The hack that made Wikileaks famous

Other than the 30,000 Hillary Clinton emails from a private server dumped in March last year, Assange has shone the light on a corrupt Kenyan president that included billions in missing money and multiple whistleblower deaths. But the most defining moment was in 2010, when Wikileaks dropped decrypted footage of US soldiers picking off Iraqi civilians and two Reuters journalists from a helicopter like they were playing a video game. The official statement from the military before the video’s release was that all victims were insurgents and the US military had no idea how they were killed or by whom.

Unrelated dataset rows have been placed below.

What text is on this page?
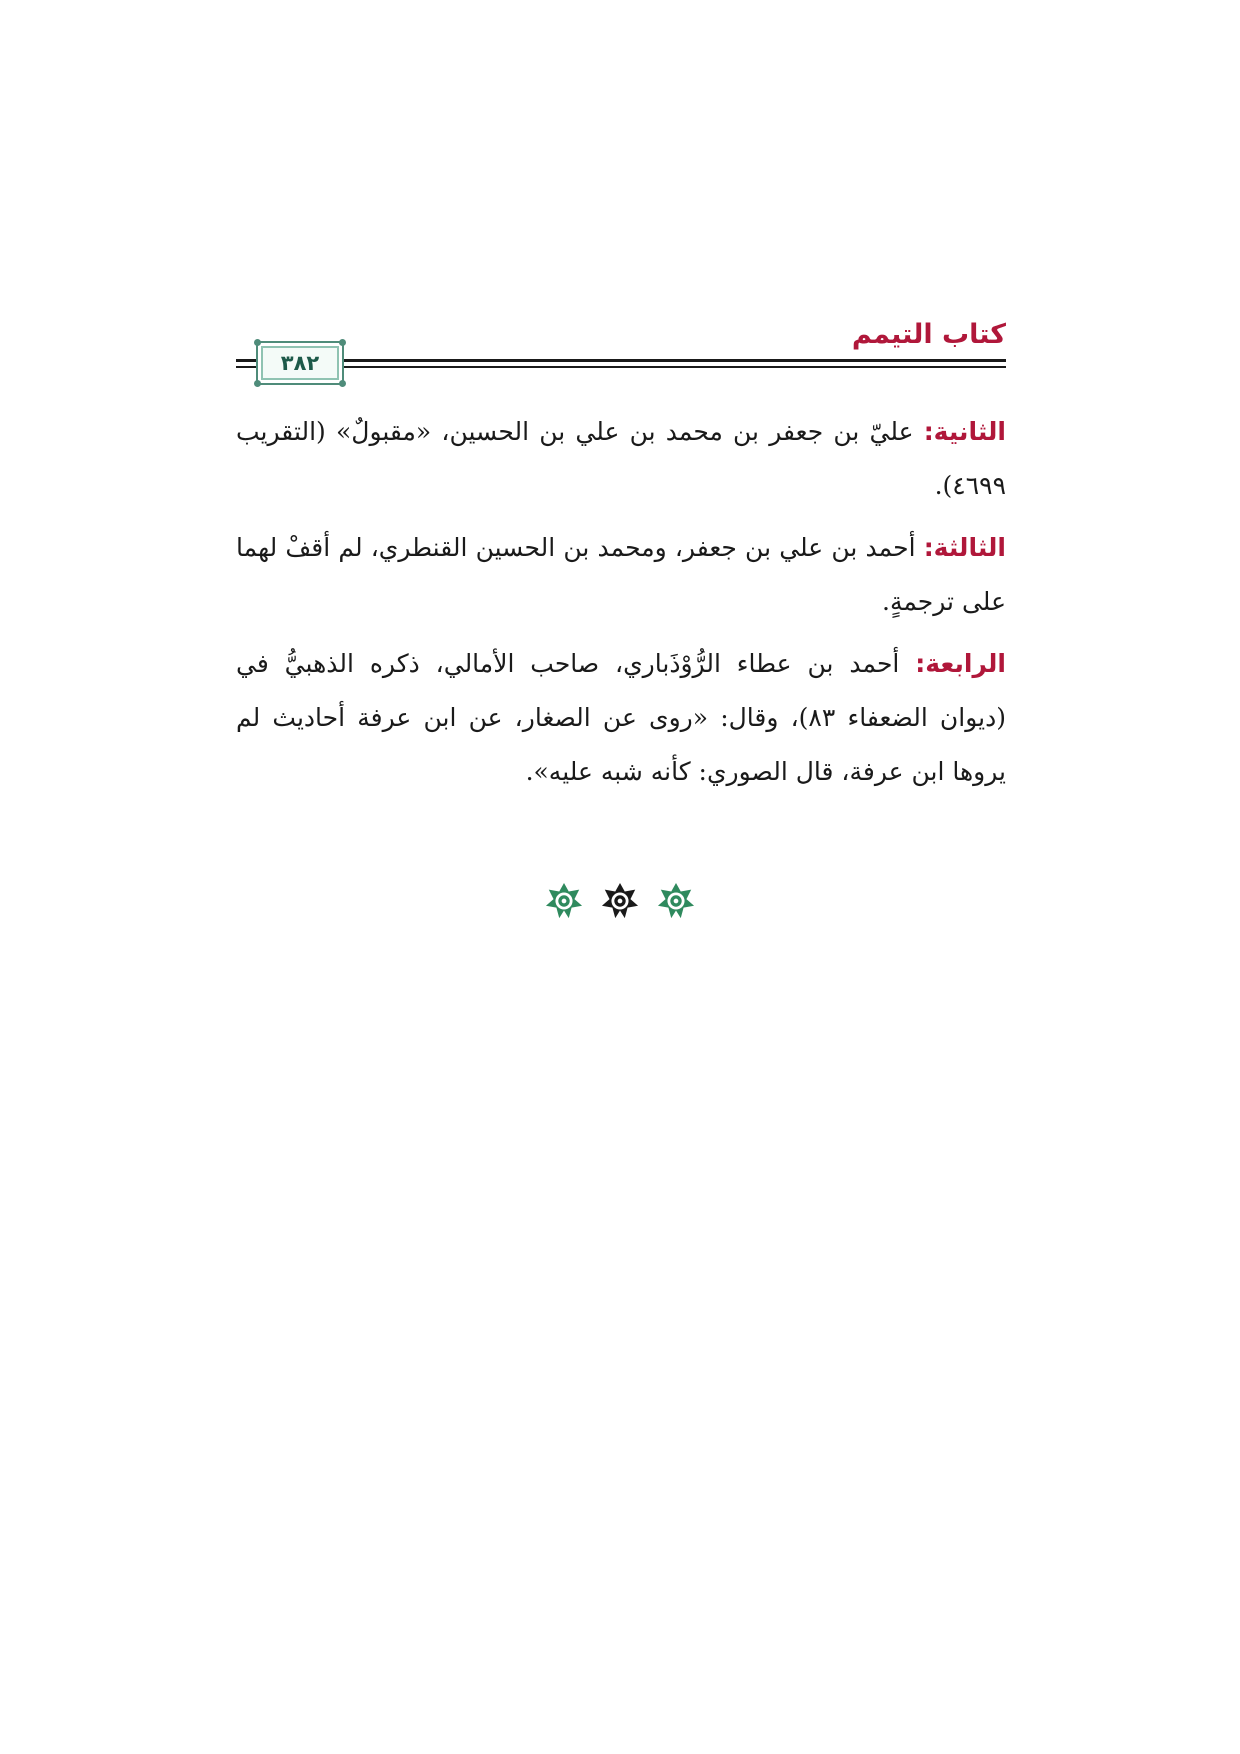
كتاب التيمم
٣٨٢

الثانية: عليّ بن جعفر بن محمد بن علي بن الحسين، «مقبولٌ» (التقريب ٤٦٩٩).

الثالثة: أحمد بن علي بن جعفر، ومحمد بن الحسين القنطري، لم أقفْ لهما على ترجمةٍ.

الرابعة: أحمد بن عطاء الرُّوْذَباري، صاحب الأمالي، ذكره الذهبيُّ في (ديوان الضعفاء ٨٣)، وقال: «روى عن الصغار، عن ابن عرفة أحاديث لم يروها ابن عرفة، قال الصوري: كأنه شبه عليه».
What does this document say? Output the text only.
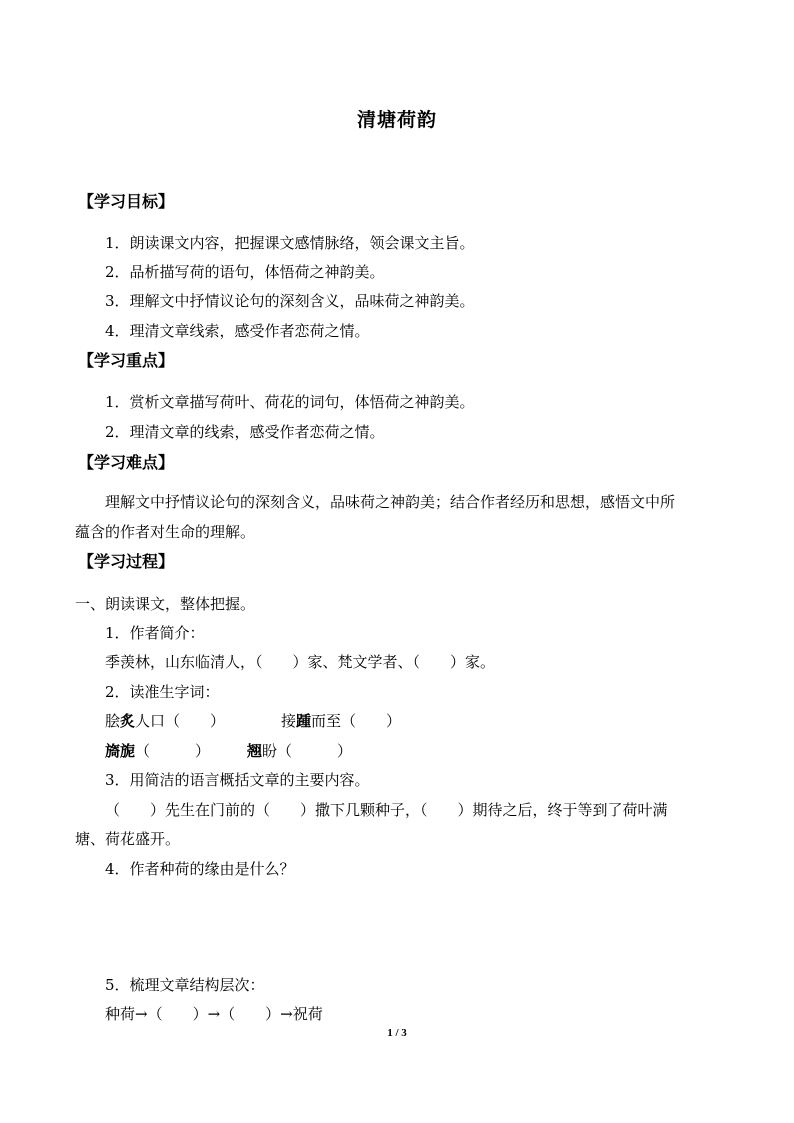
清塘荷韵
【学习目标】
1．朗读课文内容，把握课文感情脉络，领会课文主旨。
2．品析描写荷的语句，体悟荷之神韵美。
3．理解文中抒情议论句的深刻含义，品味荷之神韵美。
4．理清文章线索，感受作者恋荷之情。
【学习重点】
1．赏析文章描写荷叶、荷花的词句，体悟荷之神韵美。
2．理清文章的线索，感受作者恋荷之情。
【学习难点】
理解文中抒情议论句的深刻含义，品味荷之神韵美；结合作者经历和思想，感悟文中所
蕴含的作者对生命的理解。
【学习过程】
一、朗读课文，整体把握。
1．作者简介：
季羡林，山东临清人，（　　）家、梵文学者、（　　）家。
2．读准生字词：
脍炙人口（　　）	接踵而至（　　）
旖旎（　　　） 翘盼（　　　）
3．用简洁的语言概括文章的主要内容。
（　　）先生在门前的（　　）撒下几颗种子，（　　）期待之后，终于等到了荷叶满
塘、荷花盛开。
4．作者种荷的缘由是什么？
5．梳理文章结构层次：
种荷→（　　）→（　　）→祝荷
1 / 3
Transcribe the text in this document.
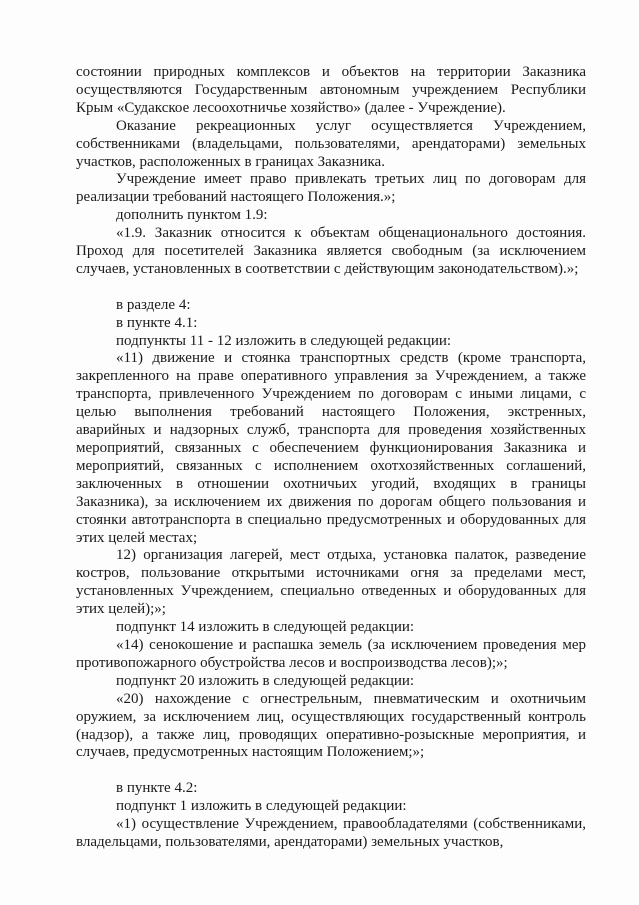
состоянии природных комплексов и объектов на территории Заказника осуществляются Государственным автономным учреждением Республики Крым «Судакское лесоохотничье хозяйство» (далее - Учреждение).

Оказание рекреационных услуг осуществляется Учреждением, собственниками (владельцами, пользователями, арендаторами) земельных участков, расположенных в границах Заказника.

Учреждение имеет право привлекать третьих лиц по договорам для реализации требований настоящего Положения.»;

дополнить пунктом 1.9:

«1.9. Заказник относится к объектам общенационального достояния. Проход для посетителей Заказника является свободным (за исключением случаев, установленных в соответствии с действующим законодательством).»;

в разделе 4:

в пункте 4.1:

подпункты 11 - 12 изложить в следующей редакции:

«11) движение и стоянка транспортных средств (кроме транспорта, закрепленного на праве оперативного управления за Учреждением, а также транспорта, привлеченного Учреждением по договорам с иными лицами, с целью выполнения требований настоящего Положения, экстренных, аварийных и надзорных служб, транспорта для проведения хозяйственных мероприятий, связанных с обеспечением функционирования Заказника и мероприятий, связанных с исполнением охотхозяйственных соглашений, заключенных в отношении охотничьих угодий, входящих в границы Заказника), за исключением их движения по дорогам общего пользования и стоянки автотранспорта в специально предусмотренных и оборудованных для этих целей местах;

12) организация лагерей, мест отдыха, установка палаток, разведение костров, пользование открытыми источниками огня за пределами мест, установленных Учреждением, специально отведенных и оборудованных для этих целей);»;

подпункт 14 изложить в следующей редакции:

«14) сенокошение и распашка земель (за исключением проведения мер противопожарного обустройства лесов и воспроизводства лесов);»;

подпункт 20 изложить в следующей редакции:

«20) нахождение с огнестрельным, пневматическим и охотничьим оружием, за исключением лиц, осуществляющих государственный контроль (надзор), а также лиц, проводящих оперативно-розыскные мероприятия, и случаев, предусмотренных настоящим Положением;»;

в пункте 4.2:

подпункт 1 изложить в следующей редакции:

«1) осуществление Учреждением, правообладателями (собственниками, владельцами, пользователями, арендаторами) земельных участков,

Is Wikileaks carrying out good or evil?

Other than the fact it allowed Donald Trump a free run to becoming president, Wikileaks considers itself a sort of digital Robin Hood if you will—shaming the rich and powerful for the good of the common people. In this 1990s blog rant, Assange made clear that he intended to expose injustice and to help overthrow it for the common good: “The more secretive or unjust an organisation is, the more leaks induce fear and paranoia in its leadership and planning coterie… Since unjust systems, by their nature, induce opponents, and in many places barely have the upper hand, mass leaking leaves them exquisitely vulnerable to those who seek to replace them with more open forms of governance.”

Then which political party does he support?

First and foremost he’s an anti-capitalist, determined to undermine those who make money at the expense of others, and expose injustice at the hands of a corrupt government. Hence his attack on Hillary Clinton, a long-time public servant who he believed to be involved in shady dealings in a corrupt political system that caters only to the rich. It’s not that he was helping Donald Trump (though he did inadvertently) because up until January 20 of this year, Trump wasn’t a politician and therefore wasn’t a focus of Wikileaks. By all accounts, the timing of the email dump was, in fact, to rule Clinton out of the Democratic candidate race, allowing another anti-capitalist in Bernie Sanders to win the nomination. He was seemingly anti-Hillary, not anti-Democrats.

In conclusion

Wikileaks seemingly has the right intentions in mind but whether they’re executing their plans effectively and/or overstepping the mark is ripe for discussion. Assange meanwhile, has been held up in the Ecuadorian Embassy in London for five years on account of two rape/molestation allegations brought against him in Sweden in 2010. He insists the sex was consensual, and that the women were coerced by officials, given the women’s original accounts didn’t include any complaints of either allegation, and police at the time originally cleared him.